How to play two types of knockdowns
Monday's Instruction Blog entry discussed the way D.A. Points played the final few nerve-racking holes at Pebble Beach to win his first PGA Tour event, the AT&T National Pro-Am. He hit mostly knockdown shots for ultimate control. I resurrected a Golf Digest article I did 20 years ago with Paul Azinger about the same subject, because Paul relied on his knockdown shot while winning in similar fashion at Pebble Beach in 1991.
An astute reader of this blog pointed out in a comment that Azinger's clubface seemed to be well open--the face looking at the sky--well past impact, rather than in the normal toe-up position. A closer examination of Paul's original article reveals that he was showing how to hit two types of knockdowns. I'll let him take it from here, in his own words:
The basic knockdown shot for me generally moves slightly left to right or fairly straight.That's because I don't let the clubface turn over through impact (open-face photo,* below left*). That's how Lee Trevino plays the shot. When the ball lands, it takes one hop and, boom, it stops. If the pin is on the back of a two-tiered green, I'll land it short of the tier. It will hop up the hill and stop near the pin.

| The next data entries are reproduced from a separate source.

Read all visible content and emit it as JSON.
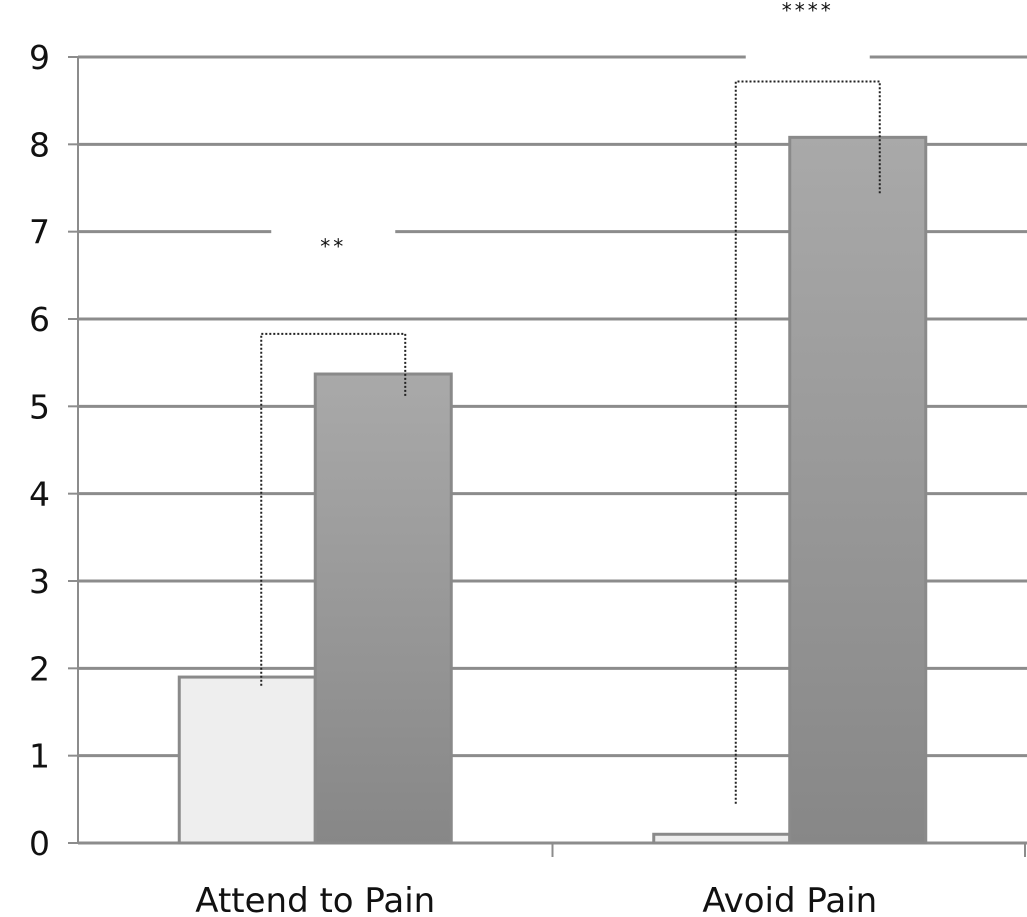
{
  "chart_data": {
    "type": "bar",
    "categories": [
      "Attend to Pain",
      "Avoid Pain"
    ],
    "series": [
      {
        "values": [
          1.9,
          0.1
        ],
        "color": "#eeeeee"
      },
      {
        "values": [
          5.37,
          8.08
        ],
        "color": "#999999"
      }
    ],
    "ylim": [
      0,
      9
    ],
    "yticks": [
      0,
      1,
      2,
      3,
      4,
      5,
      6,
      7,
      8,
      9
    ],
    "grid": true,
    "annotations": [
      {
        "category": "Attend to Pain",
        "label": "**",
        "bracket_top": 5.83,
        "left_bottom": 1.8,
        "right_bottom": 5.1
      },
      {
        "category": "Avoid Pain",
        "label": "****",
        "bracket_top": 8.72,
        "left_bottom": 0.45,
        "right_bottom": 7.42
      }
    ]
  }
}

But sometimes I'll let the club turn over if I want the ball to run a bit after it lands (toe-up photo, above right). That's the way Chi Chi Rodriguez plays it. He has more of a neutral grip. His arms don't separate from his body; they release naturally. He still finishes low, however.
A final note: Grip pressure is important. Because you are making a shorter, more compact swing and probably trying not to let the clubface turn over through impact, it's easy to get tight in your hands and arms. You need to have a firm hold of the club, but be careful not to get too tight. As in boxing, you've got to be relaxed to produce a knockdown.